Sunday, April 24, 2016

I Don't do Passover



              I don't do passover, or indeed any other Jewish holidays. I can remember a few passive passovers of my youth, nothing special and not very festive. I wasn't even bar mitzvahed   and for years I kept it a deep dark secret, too ashamed to admit it. Finally as a young adult I came out to my oldest childhood friend who of course knew this all along since we had studied for that day together with an old Rabbi who lived in our Brooklyn neighborhood and by the time i told him he had converted to Catholicism and could care less .
                 On holidays including Thanksgiving instead of going to the synagogue or having a  family Thanksgiving dinner me and my mother would drive into the city specifically with Times Sq on our radar and minds to take in some movies and dinner. Dinner was usually at our favorite place Hector’s  that great Formica covered cafeteria where the water fountains gave out with seltzer instead of just water. The place was located right under the Camel’s smoking man sign and the old Hotel Claridge where a second or  third cousin had his dental practice.
                     In our red and white 1957 gorgeous Pontiac we would go driving down to 4th ave passing through downtown Brooklyn and the beautiful  Brooklyn Paramount on our way to cross that great bridge and then along the Bowery till we reached Times Sq. and all those movie theatres. What to see was our hard choice of the day. On that particular Thanksgiving  of 1958 We decided on “Party Girl” at the Loew’s State probably because it was a crime drama and the ticket prices at the State were low, children 50 cents at all times. The film starred an aging Robert Taylor who was no longer pretty and pretty much on the way out, and Cyd Charisse who also didn’t do much for either of us. Doris Day she wasn’t. Of course we had no idea who the director Nicholas Ray was, and the film’s cult following was quite a few years away.

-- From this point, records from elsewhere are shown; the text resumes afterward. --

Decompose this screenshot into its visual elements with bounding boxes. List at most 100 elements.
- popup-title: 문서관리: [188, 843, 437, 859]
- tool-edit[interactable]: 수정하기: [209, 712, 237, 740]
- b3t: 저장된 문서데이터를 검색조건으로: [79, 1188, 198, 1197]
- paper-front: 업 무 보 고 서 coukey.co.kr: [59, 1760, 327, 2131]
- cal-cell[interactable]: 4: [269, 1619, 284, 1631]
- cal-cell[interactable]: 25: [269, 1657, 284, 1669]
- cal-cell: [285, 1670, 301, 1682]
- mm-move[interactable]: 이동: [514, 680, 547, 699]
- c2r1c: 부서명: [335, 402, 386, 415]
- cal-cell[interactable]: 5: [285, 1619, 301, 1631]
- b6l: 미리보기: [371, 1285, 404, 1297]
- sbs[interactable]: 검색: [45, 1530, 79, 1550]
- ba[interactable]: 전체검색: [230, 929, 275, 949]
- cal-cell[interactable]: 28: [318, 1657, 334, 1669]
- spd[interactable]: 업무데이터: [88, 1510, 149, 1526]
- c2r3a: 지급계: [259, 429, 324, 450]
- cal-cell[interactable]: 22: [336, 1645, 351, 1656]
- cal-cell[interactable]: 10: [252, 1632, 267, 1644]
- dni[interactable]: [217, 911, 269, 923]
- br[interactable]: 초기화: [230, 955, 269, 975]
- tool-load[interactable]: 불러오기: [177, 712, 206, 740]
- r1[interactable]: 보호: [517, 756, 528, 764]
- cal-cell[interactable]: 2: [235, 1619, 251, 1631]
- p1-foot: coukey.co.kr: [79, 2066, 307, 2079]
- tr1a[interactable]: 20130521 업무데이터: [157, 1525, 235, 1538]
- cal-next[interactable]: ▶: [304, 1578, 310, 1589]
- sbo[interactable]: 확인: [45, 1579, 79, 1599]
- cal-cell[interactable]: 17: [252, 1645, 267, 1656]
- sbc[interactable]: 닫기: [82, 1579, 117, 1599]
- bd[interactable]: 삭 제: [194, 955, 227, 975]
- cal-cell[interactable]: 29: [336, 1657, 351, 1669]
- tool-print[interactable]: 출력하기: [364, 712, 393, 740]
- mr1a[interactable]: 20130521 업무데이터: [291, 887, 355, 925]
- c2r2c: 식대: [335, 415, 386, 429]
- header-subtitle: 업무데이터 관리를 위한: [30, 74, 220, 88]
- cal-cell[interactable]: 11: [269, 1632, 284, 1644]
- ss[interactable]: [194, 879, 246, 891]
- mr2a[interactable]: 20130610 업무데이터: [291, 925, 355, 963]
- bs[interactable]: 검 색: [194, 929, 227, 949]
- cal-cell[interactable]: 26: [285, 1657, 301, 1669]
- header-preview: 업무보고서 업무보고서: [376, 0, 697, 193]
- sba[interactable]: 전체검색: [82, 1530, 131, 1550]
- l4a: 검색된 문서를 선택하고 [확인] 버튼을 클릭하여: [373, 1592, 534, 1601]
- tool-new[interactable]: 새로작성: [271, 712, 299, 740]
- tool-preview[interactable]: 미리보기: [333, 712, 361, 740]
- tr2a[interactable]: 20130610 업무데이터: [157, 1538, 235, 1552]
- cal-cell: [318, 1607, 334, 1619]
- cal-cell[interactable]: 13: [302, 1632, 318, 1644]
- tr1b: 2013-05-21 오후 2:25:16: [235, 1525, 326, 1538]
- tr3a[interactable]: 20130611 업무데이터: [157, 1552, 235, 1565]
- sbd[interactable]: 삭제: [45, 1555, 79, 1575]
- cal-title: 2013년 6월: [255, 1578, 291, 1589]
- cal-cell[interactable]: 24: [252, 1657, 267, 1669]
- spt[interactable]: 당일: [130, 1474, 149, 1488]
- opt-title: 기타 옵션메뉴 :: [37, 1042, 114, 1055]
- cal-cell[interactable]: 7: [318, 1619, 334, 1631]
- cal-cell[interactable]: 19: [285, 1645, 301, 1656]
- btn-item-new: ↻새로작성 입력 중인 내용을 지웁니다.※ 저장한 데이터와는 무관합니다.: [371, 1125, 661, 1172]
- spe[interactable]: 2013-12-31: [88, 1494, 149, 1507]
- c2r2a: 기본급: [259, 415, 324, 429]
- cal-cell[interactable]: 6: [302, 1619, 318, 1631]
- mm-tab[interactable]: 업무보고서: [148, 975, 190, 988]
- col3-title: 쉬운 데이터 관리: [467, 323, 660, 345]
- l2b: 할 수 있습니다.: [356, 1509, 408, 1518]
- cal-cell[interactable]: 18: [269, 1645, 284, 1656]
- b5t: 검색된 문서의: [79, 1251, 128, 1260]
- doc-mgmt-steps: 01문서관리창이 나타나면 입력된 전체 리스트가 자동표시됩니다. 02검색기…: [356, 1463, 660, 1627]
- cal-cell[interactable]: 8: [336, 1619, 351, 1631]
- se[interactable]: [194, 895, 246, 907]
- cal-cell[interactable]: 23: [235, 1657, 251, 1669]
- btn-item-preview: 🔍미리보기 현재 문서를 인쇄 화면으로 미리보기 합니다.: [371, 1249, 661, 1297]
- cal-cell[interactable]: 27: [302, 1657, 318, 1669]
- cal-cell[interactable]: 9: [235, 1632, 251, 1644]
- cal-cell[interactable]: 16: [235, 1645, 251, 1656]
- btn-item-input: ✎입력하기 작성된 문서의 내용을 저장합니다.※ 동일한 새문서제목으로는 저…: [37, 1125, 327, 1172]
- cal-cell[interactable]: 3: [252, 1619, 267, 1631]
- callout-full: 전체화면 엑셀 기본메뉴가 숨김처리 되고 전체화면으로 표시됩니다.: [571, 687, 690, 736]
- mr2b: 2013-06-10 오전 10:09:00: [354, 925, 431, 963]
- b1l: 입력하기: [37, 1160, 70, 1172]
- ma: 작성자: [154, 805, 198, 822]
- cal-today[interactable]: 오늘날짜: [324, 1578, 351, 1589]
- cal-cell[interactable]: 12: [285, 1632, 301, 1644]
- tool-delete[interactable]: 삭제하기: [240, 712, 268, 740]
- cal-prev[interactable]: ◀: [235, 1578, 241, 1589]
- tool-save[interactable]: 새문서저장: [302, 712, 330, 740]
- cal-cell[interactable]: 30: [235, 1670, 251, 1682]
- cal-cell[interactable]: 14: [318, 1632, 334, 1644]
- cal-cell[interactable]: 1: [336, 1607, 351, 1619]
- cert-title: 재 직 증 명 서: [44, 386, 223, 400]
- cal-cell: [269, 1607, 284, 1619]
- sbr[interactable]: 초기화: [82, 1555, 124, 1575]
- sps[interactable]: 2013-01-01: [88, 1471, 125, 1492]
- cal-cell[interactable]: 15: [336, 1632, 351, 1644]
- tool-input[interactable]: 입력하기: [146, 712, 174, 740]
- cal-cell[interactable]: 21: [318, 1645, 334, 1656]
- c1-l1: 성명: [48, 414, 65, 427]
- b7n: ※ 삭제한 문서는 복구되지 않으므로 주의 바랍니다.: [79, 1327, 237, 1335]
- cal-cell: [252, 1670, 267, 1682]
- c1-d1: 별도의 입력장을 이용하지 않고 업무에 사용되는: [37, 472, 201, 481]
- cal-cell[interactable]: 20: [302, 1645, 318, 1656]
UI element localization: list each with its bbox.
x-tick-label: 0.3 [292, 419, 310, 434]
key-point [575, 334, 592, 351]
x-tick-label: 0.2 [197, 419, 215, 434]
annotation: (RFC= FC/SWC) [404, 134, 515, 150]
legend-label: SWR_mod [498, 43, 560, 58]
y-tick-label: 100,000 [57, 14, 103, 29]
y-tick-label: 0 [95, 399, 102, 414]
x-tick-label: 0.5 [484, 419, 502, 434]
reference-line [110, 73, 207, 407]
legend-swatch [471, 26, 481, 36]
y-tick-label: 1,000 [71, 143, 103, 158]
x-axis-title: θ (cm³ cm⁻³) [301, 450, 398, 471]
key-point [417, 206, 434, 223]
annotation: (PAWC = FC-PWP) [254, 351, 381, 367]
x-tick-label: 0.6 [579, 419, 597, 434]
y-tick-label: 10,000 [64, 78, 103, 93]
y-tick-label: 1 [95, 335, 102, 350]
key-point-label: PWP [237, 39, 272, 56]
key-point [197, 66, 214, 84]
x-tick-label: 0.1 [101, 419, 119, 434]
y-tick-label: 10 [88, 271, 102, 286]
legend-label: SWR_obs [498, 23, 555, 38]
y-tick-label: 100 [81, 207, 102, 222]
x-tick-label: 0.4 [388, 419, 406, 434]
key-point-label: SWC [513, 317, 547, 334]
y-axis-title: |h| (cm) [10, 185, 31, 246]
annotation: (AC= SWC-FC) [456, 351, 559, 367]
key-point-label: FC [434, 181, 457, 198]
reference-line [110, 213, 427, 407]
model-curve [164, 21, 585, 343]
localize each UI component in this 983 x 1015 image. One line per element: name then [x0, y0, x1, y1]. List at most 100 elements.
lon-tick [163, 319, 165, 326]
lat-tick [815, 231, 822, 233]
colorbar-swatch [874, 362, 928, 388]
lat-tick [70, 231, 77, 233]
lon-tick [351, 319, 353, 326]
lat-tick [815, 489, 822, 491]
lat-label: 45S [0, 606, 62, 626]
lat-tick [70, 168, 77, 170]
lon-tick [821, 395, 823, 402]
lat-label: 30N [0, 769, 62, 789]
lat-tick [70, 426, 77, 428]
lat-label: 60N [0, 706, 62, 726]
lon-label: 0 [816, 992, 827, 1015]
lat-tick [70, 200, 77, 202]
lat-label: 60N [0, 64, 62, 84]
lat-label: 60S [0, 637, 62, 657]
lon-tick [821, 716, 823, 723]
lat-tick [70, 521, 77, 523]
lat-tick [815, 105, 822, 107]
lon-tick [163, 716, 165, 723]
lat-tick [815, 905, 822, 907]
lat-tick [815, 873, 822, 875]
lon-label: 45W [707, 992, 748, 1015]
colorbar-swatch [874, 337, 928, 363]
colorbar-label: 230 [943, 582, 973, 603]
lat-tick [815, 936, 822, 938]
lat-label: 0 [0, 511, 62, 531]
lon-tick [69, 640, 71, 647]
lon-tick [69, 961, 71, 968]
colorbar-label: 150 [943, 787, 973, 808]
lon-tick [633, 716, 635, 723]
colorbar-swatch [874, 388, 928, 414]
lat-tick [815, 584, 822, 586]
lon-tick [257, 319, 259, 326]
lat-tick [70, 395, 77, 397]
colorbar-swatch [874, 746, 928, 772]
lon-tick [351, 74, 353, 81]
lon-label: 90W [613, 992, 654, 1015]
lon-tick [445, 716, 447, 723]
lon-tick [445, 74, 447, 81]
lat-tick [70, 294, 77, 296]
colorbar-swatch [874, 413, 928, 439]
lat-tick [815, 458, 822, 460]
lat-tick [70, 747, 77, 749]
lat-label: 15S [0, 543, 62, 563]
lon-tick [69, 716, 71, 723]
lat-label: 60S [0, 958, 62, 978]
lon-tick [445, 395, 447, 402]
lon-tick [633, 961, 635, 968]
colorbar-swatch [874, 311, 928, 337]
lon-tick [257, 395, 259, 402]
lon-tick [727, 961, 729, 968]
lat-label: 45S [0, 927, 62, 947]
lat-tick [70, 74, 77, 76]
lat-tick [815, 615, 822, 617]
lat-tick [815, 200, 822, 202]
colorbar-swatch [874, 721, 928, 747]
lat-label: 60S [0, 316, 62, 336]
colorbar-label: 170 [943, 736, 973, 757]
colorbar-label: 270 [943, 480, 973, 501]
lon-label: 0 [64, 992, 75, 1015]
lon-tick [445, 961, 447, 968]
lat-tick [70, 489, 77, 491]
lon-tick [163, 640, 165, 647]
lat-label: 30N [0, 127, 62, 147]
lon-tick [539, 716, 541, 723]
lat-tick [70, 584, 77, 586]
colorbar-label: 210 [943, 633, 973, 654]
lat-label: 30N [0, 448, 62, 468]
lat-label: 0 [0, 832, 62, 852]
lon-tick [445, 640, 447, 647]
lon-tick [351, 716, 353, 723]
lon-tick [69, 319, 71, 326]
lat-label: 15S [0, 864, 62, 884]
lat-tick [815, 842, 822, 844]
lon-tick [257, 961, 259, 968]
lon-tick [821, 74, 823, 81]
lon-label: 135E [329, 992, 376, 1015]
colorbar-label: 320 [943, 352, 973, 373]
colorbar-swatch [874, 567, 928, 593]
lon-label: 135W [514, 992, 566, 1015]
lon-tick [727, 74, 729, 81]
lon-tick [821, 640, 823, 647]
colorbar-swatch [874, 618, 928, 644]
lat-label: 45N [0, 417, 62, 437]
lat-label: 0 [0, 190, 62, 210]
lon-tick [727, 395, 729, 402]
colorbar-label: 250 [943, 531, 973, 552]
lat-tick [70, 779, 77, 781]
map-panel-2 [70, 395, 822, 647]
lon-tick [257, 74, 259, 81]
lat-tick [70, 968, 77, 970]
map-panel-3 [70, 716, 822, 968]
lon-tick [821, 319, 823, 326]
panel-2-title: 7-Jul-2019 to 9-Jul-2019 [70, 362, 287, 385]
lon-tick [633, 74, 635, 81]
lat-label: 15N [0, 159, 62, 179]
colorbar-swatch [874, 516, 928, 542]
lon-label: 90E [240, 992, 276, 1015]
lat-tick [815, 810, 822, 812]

               We didn’t care for it, and our movie viewing was not satiated, so on that cool November evening we made a dash across the street to the Victoria to see “I Want To Live.” We thought about seeing “Separate Tables” at the Astor, the large beautiful billboard with portraits of the stars pulled us in and both Burt Lancaster and Rita Hayworth two favorites of both of ours were in it, but it looked dry and we wanted wet.
                          The last showing of “I Want To Live” was just starting and we no doubt got stares because I was probably the only 10 year old in the audience. The film seared my young brain and everything else that could possibly be seared.  My mother favored tough and independent actresses like Barbara Stanwyck, Bette Davis and Susan Hayward who by all accounts was giving the performance of the year and her career as Barbara Graham who was allegedly part of a burglar murder spree in the early 50’s and was found guilty of murder and  put to death in the California gas chamber. Not exactly the kind of film a mother would take her 10 year old son to see, but my mom was advanced in her movie and mothering ways and always said if she wanted to see a movie then I could see it also.
                       We had just seen Vertigo in the Spring and loved it, and I had also seen “Night of The Hunter”  and “Sweet Smell Of Success” both of which shook me up,  haunting and staying with me for my entire youth. But nothing prepared me for what was screening across the shabby Victoria’s screen.  Hayward was brash and brassy, a troubled soul who had tried to kill herself in the early 50’s and was always strikingly good-looking, a Brooklyn born babe who sometimes gave over the top performances and we both loved her. I had never seen a film like “I Want To Live.” It was almost a documentary, grimy and gray with lurid touches throughout and with a Jazz soundtrack pounding in our ears.   It gave us pins and needles. Even at 10 I could recognize a downer and this film was one big down trip. It depressed me, and even at that young age I knew all about being depressed. This kind of film acting is dead and gone and would probably be laughed at or ignored today, and on my most recent viewing of the film a few weeks ago I could see why.  Hayward’s performance at times is so high pitched I’m surprised that the dogs of my hood didn’t coming bounding, barking  and pounding at my door. And then there was her suit, earrings and open toe heels that she wears in the final part of the film on her way to be gassed that no doubt caused me to be sexually attracted to women who wore open toe shoes from that day on. 
                However the film and Hayward are still compelling and pulled me in all over again. The texture and images of the film are like broken glass on a wet floor and the last half hour or so of the film is gut retching and somber and contains the best acting that Hayward does in the movie and no doubt was a big reason why she won the Oscar that year.  When the film was over, the lights came up and the audience was silent including me and my mom as we made our way out of the cigarette smoke filled theatre into the cool neon lit air of the Sq. and made our way back to Brooklyn on that Thanksgiving night so many years ago.